Langit dan Mimpi yang Menjadi Nyata

ARTIKEL, LINGKARAKTUAL.COM – Di suatu sore yang tenang, ketika matahari mulai perlahan tenggelam di ufuk barat, langit menampilkan keindahan yang sulit diungkapkan dengan kata-kata. Warna jingga bercampur biru, seolah menjadi lukisan alam yang mengingatkan kita bahwa kehidupan selalu memiliki keindahan di setiap prosesnya.

Banyak orang menatap langit hanya sebagai pemandangan. Namun bagi sebagian orang, langit adalah sebuah teropong alam yang mengajak kita melihat lebih jauh dari sekadar apa yang ada di depan mata. Dari sana kita belajar tentang harapan, tentang mimpi, dan tentang keyakinan bahwa sesuatu yang tampak jauh sekalipun bisa kita raih.

Sering kali dalam hidup, kita merasa mimpi terlalu tinggi. Kita merasa tidak mampu, tidak cukup kuat, atau bahkan takut untuk memulai. Padahal, setiap mimpi besar selalu dimulai dari keberanian untuk percaya pada diri sendiri.

Langit tidak pernah membatasi pandangan manusia. Ia luas, tanpa batas. Begitu pula mimpi kita. Yang sering membatasi hanyalah keraguan di dalam hati kita sendiri.

Orang-orang yang berhasil bukanlah mereka yang tidak pernah jatuh. Mereka hanyalah orang-orang yang tetap melangkah meskipun jalan terasa sulit. Mereka menjadikan setiap kegagalan sebagai pelajaran, bukan alasan untuk berhenti.
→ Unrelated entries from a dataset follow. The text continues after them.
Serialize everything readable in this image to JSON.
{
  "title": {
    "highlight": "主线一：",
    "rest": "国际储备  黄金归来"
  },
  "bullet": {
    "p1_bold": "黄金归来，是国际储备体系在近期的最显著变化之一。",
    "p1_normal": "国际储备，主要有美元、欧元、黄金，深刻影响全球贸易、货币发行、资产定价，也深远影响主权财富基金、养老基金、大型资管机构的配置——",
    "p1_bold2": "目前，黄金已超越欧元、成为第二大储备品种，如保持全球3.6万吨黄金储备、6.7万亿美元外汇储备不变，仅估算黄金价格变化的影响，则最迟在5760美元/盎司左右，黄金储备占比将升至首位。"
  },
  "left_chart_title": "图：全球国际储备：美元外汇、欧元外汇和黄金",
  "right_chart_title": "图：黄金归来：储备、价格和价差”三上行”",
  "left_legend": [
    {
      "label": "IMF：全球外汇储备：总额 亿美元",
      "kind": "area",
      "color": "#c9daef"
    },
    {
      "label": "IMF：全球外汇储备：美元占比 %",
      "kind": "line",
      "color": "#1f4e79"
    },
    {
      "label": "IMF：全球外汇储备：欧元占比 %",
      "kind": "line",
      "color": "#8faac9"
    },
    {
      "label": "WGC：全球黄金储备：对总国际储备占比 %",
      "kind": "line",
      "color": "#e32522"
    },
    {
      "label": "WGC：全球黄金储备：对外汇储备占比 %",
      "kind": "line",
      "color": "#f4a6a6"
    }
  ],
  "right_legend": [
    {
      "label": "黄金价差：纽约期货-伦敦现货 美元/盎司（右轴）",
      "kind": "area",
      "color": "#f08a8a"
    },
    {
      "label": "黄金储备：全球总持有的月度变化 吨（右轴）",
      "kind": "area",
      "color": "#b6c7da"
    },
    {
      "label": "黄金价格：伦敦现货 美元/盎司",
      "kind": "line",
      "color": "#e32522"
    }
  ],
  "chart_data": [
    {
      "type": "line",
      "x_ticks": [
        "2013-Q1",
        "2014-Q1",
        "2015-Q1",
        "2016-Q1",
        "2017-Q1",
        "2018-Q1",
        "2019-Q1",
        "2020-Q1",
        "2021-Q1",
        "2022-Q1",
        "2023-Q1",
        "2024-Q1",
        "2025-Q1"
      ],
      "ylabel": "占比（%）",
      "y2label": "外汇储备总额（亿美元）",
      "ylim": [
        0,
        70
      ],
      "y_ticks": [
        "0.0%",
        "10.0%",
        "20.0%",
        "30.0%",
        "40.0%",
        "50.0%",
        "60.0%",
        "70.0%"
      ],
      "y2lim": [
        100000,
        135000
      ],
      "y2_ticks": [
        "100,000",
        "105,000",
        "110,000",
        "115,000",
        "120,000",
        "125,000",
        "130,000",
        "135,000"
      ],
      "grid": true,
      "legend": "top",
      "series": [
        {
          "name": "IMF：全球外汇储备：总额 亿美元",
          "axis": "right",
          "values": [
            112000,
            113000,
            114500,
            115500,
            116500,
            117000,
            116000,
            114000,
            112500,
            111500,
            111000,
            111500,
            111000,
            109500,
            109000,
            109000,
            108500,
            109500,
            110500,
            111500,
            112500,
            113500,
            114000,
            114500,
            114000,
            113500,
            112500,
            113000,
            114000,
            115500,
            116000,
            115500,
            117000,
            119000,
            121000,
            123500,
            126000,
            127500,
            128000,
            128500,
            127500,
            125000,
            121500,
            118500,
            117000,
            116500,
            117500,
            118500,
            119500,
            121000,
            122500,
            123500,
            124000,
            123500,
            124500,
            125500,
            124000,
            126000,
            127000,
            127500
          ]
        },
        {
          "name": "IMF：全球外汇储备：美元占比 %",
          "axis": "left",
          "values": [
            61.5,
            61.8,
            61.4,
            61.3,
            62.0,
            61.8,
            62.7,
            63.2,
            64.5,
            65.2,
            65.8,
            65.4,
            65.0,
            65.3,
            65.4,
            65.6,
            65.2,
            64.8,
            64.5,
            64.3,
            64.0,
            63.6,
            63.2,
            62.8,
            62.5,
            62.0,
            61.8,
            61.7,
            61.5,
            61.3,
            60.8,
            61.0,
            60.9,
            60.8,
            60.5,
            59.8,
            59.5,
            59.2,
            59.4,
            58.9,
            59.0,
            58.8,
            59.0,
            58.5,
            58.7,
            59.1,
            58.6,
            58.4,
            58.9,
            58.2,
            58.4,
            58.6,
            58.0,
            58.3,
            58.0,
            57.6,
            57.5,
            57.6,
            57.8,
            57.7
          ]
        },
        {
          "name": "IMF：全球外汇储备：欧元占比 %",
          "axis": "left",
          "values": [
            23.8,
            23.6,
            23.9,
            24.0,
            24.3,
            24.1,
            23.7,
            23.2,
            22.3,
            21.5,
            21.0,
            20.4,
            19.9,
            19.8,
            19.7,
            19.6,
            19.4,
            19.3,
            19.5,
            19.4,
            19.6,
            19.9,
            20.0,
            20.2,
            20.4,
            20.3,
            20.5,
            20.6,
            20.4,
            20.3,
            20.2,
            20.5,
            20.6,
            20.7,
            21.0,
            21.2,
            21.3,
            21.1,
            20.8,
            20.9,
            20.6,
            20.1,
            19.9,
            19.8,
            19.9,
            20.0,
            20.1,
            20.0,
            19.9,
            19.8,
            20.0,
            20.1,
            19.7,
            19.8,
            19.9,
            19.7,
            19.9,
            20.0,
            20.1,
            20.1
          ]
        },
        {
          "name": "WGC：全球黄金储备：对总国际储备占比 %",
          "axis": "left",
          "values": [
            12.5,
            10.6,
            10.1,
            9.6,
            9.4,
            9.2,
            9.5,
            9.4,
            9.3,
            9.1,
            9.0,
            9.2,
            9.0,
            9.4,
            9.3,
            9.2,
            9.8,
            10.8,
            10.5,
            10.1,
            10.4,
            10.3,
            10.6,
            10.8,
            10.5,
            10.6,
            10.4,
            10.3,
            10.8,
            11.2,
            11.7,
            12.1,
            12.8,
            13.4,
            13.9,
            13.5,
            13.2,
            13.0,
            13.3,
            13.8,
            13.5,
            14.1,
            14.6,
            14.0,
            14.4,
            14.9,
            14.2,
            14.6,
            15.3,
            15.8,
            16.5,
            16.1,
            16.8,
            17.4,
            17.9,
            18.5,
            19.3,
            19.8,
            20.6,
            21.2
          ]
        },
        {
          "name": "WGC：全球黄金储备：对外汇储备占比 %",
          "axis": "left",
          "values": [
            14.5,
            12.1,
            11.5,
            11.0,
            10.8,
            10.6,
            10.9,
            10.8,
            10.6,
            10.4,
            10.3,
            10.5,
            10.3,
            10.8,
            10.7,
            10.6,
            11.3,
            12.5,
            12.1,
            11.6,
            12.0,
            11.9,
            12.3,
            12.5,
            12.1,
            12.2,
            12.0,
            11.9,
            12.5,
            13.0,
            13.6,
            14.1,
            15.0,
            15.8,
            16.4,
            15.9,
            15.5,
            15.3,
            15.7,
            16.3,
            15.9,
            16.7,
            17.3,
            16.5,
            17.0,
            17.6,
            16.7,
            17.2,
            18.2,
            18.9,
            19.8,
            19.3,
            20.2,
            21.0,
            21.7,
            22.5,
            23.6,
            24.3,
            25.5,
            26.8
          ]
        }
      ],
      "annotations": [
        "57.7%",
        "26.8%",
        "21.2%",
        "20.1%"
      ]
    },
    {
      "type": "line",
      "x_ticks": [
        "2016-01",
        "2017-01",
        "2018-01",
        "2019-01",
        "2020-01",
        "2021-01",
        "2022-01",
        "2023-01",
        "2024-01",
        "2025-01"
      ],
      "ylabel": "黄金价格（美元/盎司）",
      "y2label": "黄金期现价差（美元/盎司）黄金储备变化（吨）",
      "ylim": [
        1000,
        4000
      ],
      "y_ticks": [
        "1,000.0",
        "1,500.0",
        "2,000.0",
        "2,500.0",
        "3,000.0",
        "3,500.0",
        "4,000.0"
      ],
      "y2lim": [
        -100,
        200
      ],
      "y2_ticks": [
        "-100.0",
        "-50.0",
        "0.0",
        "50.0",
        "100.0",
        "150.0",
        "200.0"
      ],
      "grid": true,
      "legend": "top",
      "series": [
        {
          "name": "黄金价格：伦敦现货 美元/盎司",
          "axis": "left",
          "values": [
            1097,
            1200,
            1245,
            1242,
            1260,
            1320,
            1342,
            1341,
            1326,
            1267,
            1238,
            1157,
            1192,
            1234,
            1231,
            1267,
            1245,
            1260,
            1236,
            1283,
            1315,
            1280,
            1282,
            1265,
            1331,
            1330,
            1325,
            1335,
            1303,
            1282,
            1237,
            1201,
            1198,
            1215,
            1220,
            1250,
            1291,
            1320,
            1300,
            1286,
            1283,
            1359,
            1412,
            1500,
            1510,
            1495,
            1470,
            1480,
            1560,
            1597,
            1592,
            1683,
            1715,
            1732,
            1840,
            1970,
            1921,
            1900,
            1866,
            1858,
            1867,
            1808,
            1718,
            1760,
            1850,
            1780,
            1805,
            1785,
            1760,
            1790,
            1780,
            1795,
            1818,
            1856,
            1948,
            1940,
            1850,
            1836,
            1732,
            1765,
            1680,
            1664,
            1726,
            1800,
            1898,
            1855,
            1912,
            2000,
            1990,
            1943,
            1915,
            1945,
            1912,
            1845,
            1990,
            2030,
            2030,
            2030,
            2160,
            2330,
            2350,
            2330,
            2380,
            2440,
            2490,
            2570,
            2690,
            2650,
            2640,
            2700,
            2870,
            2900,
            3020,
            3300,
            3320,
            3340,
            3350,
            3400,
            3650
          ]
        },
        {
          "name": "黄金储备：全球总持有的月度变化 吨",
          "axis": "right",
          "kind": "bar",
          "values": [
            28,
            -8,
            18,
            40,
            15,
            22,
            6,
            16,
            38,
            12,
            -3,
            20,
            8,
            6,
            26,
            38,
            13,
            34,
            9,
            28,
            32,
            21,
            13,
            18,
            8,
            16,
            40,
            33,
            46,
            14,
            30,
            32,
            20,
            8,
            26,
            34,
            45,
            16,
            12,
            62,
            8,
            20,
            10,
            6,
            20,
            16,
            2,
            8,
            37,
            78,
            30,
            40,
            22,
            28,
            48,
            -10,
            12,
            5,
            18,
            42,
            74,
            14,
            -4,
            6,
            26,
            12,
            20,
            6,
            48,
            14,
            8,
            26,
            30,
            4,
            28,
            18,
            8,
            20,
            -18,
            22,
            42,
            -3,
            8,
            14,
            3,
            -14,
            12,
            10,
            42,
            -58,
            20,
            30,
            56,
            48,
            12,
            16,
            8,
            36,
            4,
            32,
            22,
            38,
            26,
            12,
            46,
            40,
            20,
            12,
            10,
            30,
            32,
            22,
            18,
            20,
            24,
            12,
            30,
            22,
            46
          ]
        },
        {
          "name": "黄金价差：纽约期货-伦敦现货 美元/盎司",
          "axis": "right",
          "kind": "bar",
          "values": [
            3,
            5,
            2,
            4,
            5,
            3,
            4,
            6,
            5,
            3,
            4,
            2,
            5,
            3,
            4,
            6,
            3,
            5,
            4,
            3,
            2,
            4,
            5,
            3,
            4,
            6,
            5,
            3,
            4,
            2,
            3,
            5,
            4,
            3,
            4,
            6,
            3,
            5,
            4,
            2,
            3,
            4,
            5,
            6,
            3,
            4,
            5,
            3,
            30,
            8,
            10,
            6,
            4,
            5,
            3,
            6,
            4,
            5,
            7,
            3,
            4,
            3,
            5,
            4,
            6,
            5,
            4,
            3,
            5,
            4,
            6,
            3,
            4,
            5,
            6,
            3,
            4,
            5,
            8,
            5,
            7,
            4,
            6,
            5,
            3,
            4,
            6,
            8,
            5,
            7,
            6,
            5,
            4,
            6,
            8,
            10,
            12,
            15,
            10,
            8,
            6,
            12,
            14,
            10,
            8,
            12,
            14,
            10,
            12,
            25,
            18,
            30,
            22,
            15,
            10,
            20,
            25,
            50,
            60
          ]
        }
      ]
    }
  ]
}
Ketika kita menatap langit yang luas, sebenarnya alam sedang mengajarkan satu hal penting: mimpi bukan hanya untuk dibayangkan, tetapi untuk diperjuangkan. Setiap langkah kecil yang kita ambil hari ini adalah bagian dari perjalanan menuju mimpi itu.

Tidak ada mimpi yang terlalu besar bagi mereka yang berani mencoba. Tidak ada harapan yang terlalu jauh bagi mereka yang terus berusaha. Karena pada akhirnya, mimpi bukanlah sekadar angan-angan. Ia adalah masa depan yang sedang menunggu untuk diwujudkan.

Maka, ketika suatu hari kamu menatap langit yang indah, ingatlah satu hal:
mimpi yang hari ini terlihat jauh, suatu saat bisa menjadi kenyataan bagi mereka yang tidak pernah berhenti berjuang.